News / Asia

US Names Leader of Afghan Group Based in Pakistan As Terrorist

This Aug. 22, 1998 file photo, shows Jalaluddin Haqqani, Badruddin’s father, then Taliban Army Supreme Commander
This Aug. 22, 1998 file photo, shows Jalaluddin Haqqani, Badruddin’s father, then Taliban Army Supreme Commander

The U.S. State Department has added another leader of the Pakistan-based Afghan insurgent group, the Haqqani Network, to its list of specially designated global terrorists. U.S. officials say Badruddin Haqqani, son of the founder of the group, is the operational commander of the network.

The U.S. action Wednesday came in coordination with a similar announcement from the United Nations, and it means that all U.N. member states will be required to impose an asset freeze, travel ban and arms embargo against Badruddin Haqqani.

A State Department announcement said Badruddin Haqqani is operational chief of the Haqqani Network, a group that has been at the forefront of insurgent activity in Afghanistan and is responsible for many high-profile attacks and kidnappings.

The network is a Taliban-affiliated group that conducts operations in Afghanistan from bases in Pakistan’s northwestern tribal districts. U.S. military Joint Chiefs of Staff Chairman Admiral Mike Mullen and others accuse the network of having links to Pakistan’s intelligence agency, the ISI.

But State Department Acting Deputy Spokesman Mark Toner on Wednesday sidestepped questions about ISI connections. He said the sanctions are aimed at curbing the Haqqani network’s ability to operate.

"These are concerns that have been talked about publicly before," said Toner. "Our effort is focused on trying to put pressure on the Haqqani Network, to limit their access to funding, financing, to limit their business dealings and to limit the areas where they can seek refuge, in order to put pressure on an organization that is a serious threat both to Afghanistan as well as coalition forces there."

State Department officials said the sanctions move was planned before the May 1 U.S. raid that killed Osama bin Laden in Pakistan, and subsequent concerns in the U.S. Congress and elsewhere that some Pakistani officials may have been aware of his presence there.

Last week, a senior Republican House member, Dana Rohrabacher, introduced legislation to halt U.S. aid to Pakistan, saying developments since May 1 have made it clear that Pakistan sheltered bin Laden.

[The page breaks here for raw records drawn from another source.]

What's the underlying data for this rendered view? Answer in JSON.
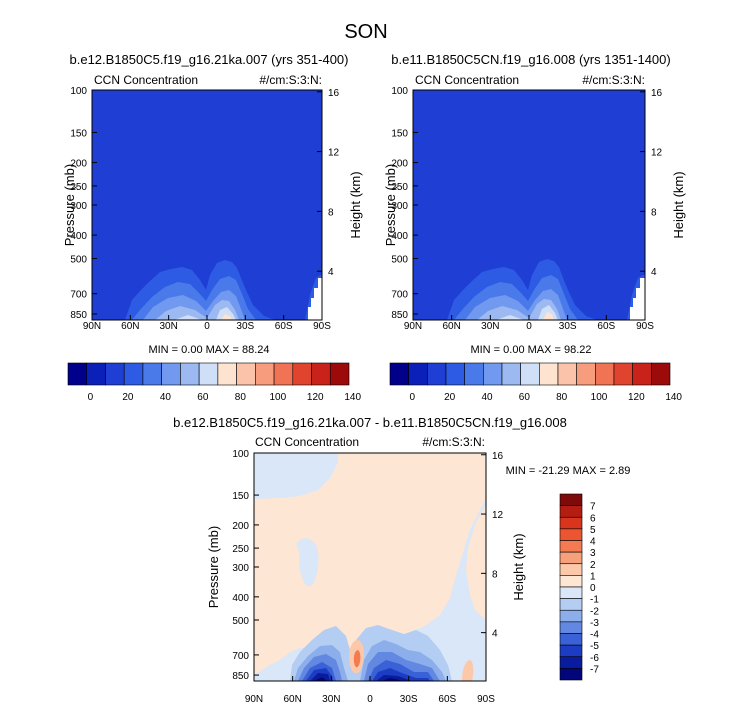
{
  "figure": {
    "title": "SON"
  },
  "chart_data": [
    {
      "type": "heatmap",
      "title": "b.e12.B1850C5.f19_g16.21ka.007 (yrs 351-400)",
      "left_label": "CCN Concentration",
      "right_label": "#/cm:S:3:N:",
      "ylabel": "Pressure (mb)",
      "y2label": "Height (km)",
      "x_ticks": [
        "90N",
        "60N",
        "30N",
        "0",
        "30S",
        "60S",
        "90S"
      ],
      "y_ticks": [
        "100",
        "150",
        "200",
        "250",
        "300",
        "400",
        "500",
        "700",
        "850"
      ],
      "y2_ticks": [
        "16",
        "12",
        "8",
        "4"
      ],
      "stats": "MIN =  0.00  MAX = 88.24",
      "levels": [
        "0",
        "20",
        "40",
        "60",
        "80",
        "100",
        "120",
        "140"
      ],
      "min": 0.0,
      "max": 88.24
    },
    {
      "type": "heatmap",
      "title": "b.e11.B1850C5CN.f19_g16.008 (yrs 1351-1400)",
      "left_label": "CCN Concentration",
      "right_label": "#/cm:S:3:N:",
      "ylabel": "Pressure (mb)",
      "y2label": "Height (km)",
      "x_ticks": [
        "90N",
        "60N",
        "30N",
        "0",
        "30S",
        "60S",
        "90S"
      ],
      "y_ticks": [
        "100",
        "150",
        "200",
        "250",
        "300",
        "400",
        "500",
        "700",
        "850"
      ],
      "y2_ticks": [
        "16",
        "12",
        "8",
        "4"
      ],
      "stats": "MIN =  0.00  MAX = 98.22",
      "levels": [
        "0",
        "20",
        "40",
        "60",
        "80",
        "100",
        "120",
        "140"
      ],
      "min": 0.0,
      "max": 98.22
    },
    {
      "type": "heatmap",
      "title": "b.e12.B1850C5.f19_g16.21ka.007 - b.e11.B1850C5CN.f19_g16.008",
      "left_label": "CCN Concentration",
      "right_label": "#/cm:S:3:N:",
      "ylabel": "Pressure (mb)",
      "y2label": "Height (km)",
      "x_ticks": [
        "90N",
        "60N",
        "30N",
        "0",
        "30S",
        "60S",
        "90S"
      ],
      "y_ticks": [
        "100",
        "150",
        "200",
        "250",
        "300",
        "400",
        "500",
        "700",
        "850"
      ],
      "y2_ticks": [
        "16",
        "12",
        "8",
        "4"
      ],
      "stats": "MIN = -21.29  MAX =  2.89",
      "levels": [
        "7",
        "6",
        "5",
        "4",
        "3",
        "2",
        "1",
        "0",
        "-1",
        "-2",
        "-3",
        "-4",
        "-5",
        "-6",
        "-7"
      ],
      "min": -21.29,
      "max": 2.89
    }
  ],
  "colors": {
    "seq_scale": [
      "#00008a",
      "#0a20b8",
      "#1f3ed4",
      "#2e5be3",
      "#4a7aea",
      "#7099ef",
      "#9cb9f2",
      "#cfdff7",
      "#fde3d0",
      "#fbc4aa",
      "#f89c7e",
      "#f17356",
      "#e0442f",
      "#c8221a",
      "#9c0a0a"
    ],
    "diff_scale": [
      "#7f0a0a",
      "#b51c12",
      "#d9351d",
      "#ec5532",
      "#f47a52",
      "#f7a07c",
      "#fbc8aa",
      "#fde6d4",
      "#d9e7f8",
      "#b4cdf3",
      "#8caeeb",
      "#6288e2",
      "#3a62d6",
      "#1d3cc4",
      "#0a1c9e",
      "#02067a"
    ],
    "diff_background": "#fde6d4",
    "diff_negative_light": "#d9e7f8"
  }
}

State Department spokesman Toner said Congress is raising concerns that Pakistan has to address, but that the Obama administration opposes an aid cut.

"We hear their concerns," he said. "They are legitimate concerns given the circumstances of where bin Laden has found. But we believe, and we’ve also been making this point, that our counterterrorism cooperation and our assistance to Pakistan is in the long-term national security interests of the United States, as well as  in the interest of building a stronger, more prosperous, and more democratic Pakistan,"

U.S. Senate Foreign Relations Committee Chairman John Kerry, one of the main authors of a 5-year, $7.5-billion civilian aid package to Pakistan, visits the country next week with the stated aim of putting strained relations "on the right track."

Officials here say Kerry is consulting with administration officials about the trip, but that he will not be carrying any specific message from President Barack Obama.